Osifeso accused teen cultists, the Awawa Boys, of Ali’s murder, stressing that they have become a terror to residents of the area.

“Twice they accosted my eldest daughter on her way back from school. The third time, they molested her and her younger sister, who was barely 12 years old. That, for me, was the last straw. We know some of those boys. “We know their parents but when I reported them to the landlords’ association, their mothers ambushed me twice on the street and threatened to beat me up. One even promised that they would rape me and my girls. I am a single mother. I have no one to protect me. I had no choice but to relocate to Agege,” she said.

Had she known, Osifeso would have stayed back at her former residence at Ayinla Adams. Agege is worse than her former abode. She said, “I used to send my daughters out on errands after 8 pm in Ijaiye but here in Agege, I dare not. These days, I make sure we are all indoors by 6.30-7 pm.

“Recently, I was robbed on Oba Ogunji road by Awawa Boys. It happened on a Sunday around 6 pm. Nobody came to our rescue. I was coming from church and I decided to branch over at the Ogba Sunday market. They dispossessed me of my bag of grocery and took my wallet from me. They fondled my breasts and slapped me on my backside. One of them even asked for my address at gunpoint, vowing that he would come to spend a night with me. He looked barely 14,” she lamented, stressing that none of her assailants looked older than 15.
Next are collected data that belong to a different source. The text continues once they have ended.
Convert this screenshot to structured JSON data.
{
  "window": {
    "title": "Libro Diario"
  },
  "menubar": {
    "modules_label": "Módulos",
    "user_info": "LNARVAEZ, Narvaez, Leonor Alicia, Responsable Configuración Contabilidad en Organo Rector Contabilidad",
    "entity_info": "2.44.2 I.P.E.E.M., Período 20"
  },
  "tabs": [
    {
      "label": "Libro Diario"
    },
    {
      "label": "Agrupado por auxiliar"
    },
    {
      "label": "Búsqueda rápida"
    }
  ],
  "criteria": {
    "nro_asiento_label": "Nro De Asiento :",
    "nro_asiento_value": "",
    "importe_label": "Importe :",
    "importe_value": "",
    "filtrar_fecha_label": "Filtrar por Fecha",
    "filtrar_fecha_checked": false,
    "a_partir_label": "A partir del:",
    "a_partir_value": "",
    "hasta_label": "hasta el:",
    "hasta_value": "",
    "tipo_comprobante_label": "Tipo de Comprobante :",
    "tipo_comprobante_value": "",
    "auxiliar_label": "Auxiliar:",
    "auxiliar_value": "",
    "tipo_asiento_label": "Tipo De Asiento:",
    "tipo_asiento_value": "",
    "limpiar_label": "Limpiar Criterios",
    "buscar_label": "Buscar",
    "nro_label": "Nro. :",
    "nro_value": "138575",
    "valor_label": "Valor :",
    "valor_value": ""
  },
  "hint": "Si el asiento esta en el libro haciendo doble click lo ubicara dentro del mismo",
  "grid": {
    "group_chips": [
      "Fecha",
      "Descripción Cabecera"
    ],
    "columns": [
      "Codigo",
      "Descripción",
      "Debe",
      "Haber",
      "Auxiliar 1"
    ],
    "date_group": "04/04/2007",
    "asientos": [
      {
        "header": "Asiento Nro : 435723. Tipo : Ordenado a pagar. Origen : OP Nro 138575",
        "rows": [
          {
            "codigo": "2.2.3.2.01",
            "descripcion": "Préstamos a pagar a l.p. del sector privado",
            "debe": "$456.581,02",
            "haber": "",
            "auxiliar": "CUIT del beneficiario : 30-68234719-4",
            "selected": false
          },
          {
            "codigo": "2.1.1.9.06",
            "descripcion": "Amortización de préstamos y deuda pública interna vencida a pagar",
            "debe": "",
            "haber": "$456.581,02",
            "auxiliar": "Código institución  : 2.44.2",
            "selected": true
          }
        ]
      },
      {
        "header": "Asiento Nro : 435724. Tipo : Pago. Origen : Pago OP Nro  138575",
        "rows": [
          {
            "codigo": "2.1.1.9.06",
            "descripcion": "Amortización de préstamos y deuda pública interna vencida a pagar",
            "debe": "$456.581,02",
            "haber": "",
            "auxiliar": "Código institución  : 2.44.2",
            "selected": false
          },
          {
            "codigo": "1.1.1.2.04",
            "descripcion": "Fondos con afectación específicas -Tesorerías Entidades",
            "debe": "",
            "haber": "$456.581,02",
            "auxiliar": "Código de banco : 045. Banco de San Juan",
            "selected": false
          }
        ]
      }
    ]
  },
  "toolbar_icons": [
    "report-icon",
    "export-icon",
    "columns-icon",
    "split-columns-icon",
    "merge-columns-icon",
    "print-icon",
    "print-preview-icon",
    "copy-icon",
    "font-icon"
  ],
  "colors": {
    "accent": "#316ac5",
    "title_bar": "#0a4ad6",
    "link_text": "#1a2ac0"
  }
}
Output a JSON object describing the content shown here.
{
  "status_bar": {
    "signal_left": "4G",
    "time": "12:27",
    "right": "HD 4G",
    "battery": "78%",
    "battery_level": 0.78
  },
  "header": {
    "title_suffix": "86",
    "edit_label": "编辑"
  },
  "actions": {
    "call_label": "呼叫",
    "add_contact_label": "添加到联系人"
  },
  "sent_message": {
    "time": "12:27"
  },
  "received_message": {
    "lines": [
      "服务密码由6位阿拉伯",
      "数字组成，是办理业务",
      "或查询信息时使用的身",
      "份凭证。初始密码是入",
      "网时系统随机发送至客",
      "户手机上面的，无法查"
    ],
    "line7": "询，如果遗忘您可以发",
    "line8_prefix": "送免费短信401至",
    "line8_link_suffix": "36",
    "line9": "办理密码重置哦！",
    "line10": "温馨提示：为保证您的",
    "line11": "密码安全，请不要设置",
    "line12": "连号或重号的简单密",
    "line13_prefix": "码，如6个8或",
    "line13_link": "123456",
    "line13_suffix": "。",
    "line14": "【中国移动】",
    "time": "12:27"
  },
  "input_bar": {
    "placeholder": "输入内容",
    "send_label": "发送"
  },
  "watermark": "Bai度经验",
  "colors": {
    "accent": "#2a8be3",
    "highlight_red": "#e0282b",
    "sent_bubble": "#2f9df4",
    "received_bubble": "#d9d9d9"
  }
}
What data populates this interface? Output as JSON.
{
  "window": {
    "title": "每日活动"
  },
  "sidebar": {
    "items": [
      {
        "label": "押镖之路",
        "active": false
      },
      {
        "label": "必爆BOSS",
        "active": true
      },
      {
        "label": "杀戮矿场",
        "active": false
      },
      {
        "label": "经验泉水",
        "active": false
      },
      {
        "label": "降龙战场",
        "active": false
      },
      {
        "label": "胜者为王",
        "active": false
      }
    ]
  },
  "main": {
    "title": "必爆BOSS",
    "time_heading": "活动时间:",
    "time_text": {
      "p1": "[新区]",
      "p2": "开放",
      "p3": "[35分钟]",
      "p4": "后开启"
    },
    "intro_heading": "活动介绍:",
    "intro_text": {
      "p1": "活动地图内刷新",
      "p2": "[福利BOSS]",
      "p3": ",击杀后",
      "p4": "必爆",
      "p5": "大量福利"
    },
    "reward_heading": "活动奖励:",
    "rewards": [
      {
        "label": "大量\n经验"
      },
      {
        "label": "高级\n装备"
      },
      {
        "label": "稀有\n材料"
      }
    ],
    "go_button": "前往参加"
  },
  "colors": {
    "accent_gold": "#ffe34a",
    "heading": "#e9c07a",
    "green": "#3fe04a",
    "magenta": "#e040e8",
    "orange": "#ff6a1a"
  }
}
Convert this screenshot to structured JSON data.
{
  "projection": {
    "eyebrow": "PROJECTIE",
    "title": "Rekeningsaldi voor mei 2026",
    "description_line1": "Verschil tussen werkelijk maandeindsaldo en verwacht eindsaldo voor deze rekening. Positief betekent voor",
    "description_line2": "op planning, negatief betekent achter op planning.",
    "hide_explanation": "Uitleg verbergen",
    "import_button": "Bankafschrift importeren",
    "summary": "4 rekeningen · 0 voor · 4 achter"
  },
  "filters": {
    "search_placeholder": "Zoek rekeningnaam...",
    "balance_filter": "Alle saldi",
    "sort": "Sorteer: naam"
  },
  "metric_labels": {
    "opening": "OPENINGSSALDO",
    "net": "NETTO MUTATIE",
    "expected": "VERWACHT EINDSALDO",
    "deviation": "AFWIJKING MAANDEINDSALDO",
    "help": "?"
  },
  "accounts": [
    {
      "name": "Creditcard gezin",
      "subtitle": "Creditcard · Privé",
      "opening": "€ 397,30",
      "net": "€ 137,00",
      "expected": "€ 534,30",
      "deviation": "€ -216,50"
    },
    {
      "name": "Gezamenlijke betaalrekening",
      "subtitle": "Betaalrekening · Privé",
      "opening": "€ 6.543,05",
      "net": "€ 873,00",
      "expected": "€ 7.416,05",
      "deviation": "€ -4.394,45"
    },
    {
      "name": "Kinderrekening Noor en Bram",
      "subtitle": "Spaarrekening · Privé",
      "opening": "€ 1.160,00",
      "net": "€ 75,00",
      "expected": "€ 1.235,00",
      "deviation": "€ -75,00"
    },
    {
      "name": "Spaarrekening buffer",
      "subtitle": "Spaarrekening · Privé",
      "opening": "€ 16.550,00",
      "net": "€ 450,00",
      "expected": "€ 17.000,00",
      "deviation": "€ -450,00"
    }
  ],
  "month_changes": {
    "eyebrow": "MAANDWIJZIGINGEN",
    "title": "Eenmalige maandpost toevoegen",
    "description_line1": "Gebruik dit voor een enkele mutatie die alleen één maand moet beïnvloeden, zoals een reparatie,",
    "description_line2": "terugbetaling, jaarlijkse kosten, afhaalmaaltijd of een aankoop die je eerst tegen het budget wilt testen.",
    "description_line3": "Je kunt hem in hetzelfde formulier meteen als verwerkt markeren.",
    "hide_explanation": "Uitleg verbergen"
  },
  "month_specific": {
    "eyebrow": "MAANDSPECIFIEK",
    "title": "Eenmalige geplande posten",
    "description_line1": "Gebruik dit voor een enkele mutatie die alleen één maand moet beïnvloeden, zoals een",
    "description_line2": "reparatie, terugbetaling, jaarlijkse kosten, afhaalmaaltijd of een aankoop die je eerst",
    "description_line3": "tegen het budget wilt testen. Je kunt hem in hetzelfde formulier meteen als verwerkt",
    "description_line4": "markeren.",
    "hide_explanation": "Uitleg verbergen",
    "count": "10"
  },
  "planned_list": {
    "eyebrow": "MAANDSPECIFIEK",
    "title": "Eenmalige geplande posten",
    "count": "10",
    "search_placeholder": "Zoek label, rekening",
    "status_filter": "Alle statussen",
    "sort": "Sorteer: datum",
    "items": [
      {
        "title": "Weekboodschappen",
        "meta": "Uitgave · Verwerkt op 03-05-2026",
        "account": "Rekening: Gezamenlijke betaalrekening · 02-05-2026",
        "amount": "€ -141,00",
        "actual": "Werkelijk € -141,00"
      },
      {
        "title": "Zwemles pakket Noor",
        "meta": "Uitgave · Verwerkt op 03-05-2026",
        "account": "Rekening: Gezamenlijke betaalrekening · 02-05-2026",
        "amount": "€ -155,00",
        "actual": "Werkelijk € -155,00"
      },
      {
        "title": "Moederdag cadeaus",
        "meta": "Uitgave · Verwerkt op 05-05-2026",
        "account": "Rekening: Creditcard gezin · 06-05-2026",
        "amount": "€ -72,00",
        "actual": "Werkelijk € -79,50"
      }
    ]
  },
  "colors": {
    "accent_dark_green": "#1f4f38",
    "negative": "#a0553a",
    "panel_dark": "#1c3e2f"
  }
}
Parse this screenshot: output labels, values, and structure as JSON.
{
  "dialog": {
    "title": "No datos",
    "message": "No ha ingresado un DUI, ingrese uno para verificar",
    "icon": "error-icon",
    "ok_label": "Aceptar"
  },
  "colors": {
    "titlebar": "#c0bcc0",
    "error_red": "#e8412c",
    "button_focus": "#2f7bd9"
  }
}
“They are everywhere,” said Azuka Onoh. The 33-year-old revealed that Awawa Boys raided his pharmacy to punish him for refusing to sell tramadol and codeine to them.

“Twice, they came to meet me to sell them tramadol and codeine and I told them I don’t have those medicines in stock. They left angrily threatening to deal with me. One week later, I arrived at my shop and found its doors broken. They raided my shop overnight and stole drugs worth N280, 000,” he said.

From daylight through dusk, gangs of teenage Awawa recruits prowl through Agege, Ijaiye, Oja Oba, Iyana Ipaja, Dopemu, harassing pedestrians, motorists and shop owners. At Amoo’s intersection with Olukosi and Agbotikuyo junction, gangs of teenagers spotting the Awawa emblem, frequently erect a road block and harass motorists and passersby for money.

They hurl threats at those who refuse to give them money. Sometimes, they throw stones at uncooperative motorists and smash wooden planks on their vehicles.

On four different occasions, this reporter was accosted by the boys, while passing through the axis. On the fourth occasion, I encountered a boy of about 15.

“We own these streets. We own Agege! If you don’t give us money, we will deal with you!” said, a member of the group called Stainless.

Few days afterwards, I sought him out at his lair, a makeshift pub off Powerline road in Agege. The pub, owned by his girlfriend’s mother, doubles as the watering hole and meeting point for his crew.

His name is Tunde and he is 15 years old. The most striking thing about him are his eyes. They looked like they belonged to a bloodied war veteran — which, of course, he was, having being in prison twice for robbery and rape.

Recently, he was arrested for assaulting an officer of a neighbourhood vigilance group. “But I was let off the hook because I have connections,” he said, batting his eyelids in a menacing glare that could strike horror into grown men.

Those eyes barely mask the terror behind them. Tunde has done right by himself for street cred: he had stabbed four boys in inter-gang street wars and secured the patronage of the senior godfathers and gang lords, whom he fondly described as the “alayes.”

“In December 2019, I ran into one of the alayes in my area at a street carnival on Orile road. He told me, ‘Iwo lomo ti won nso. Mo recognise presence e (You are the goon currently on song. I recognise your street presence). He said I should keep it up.”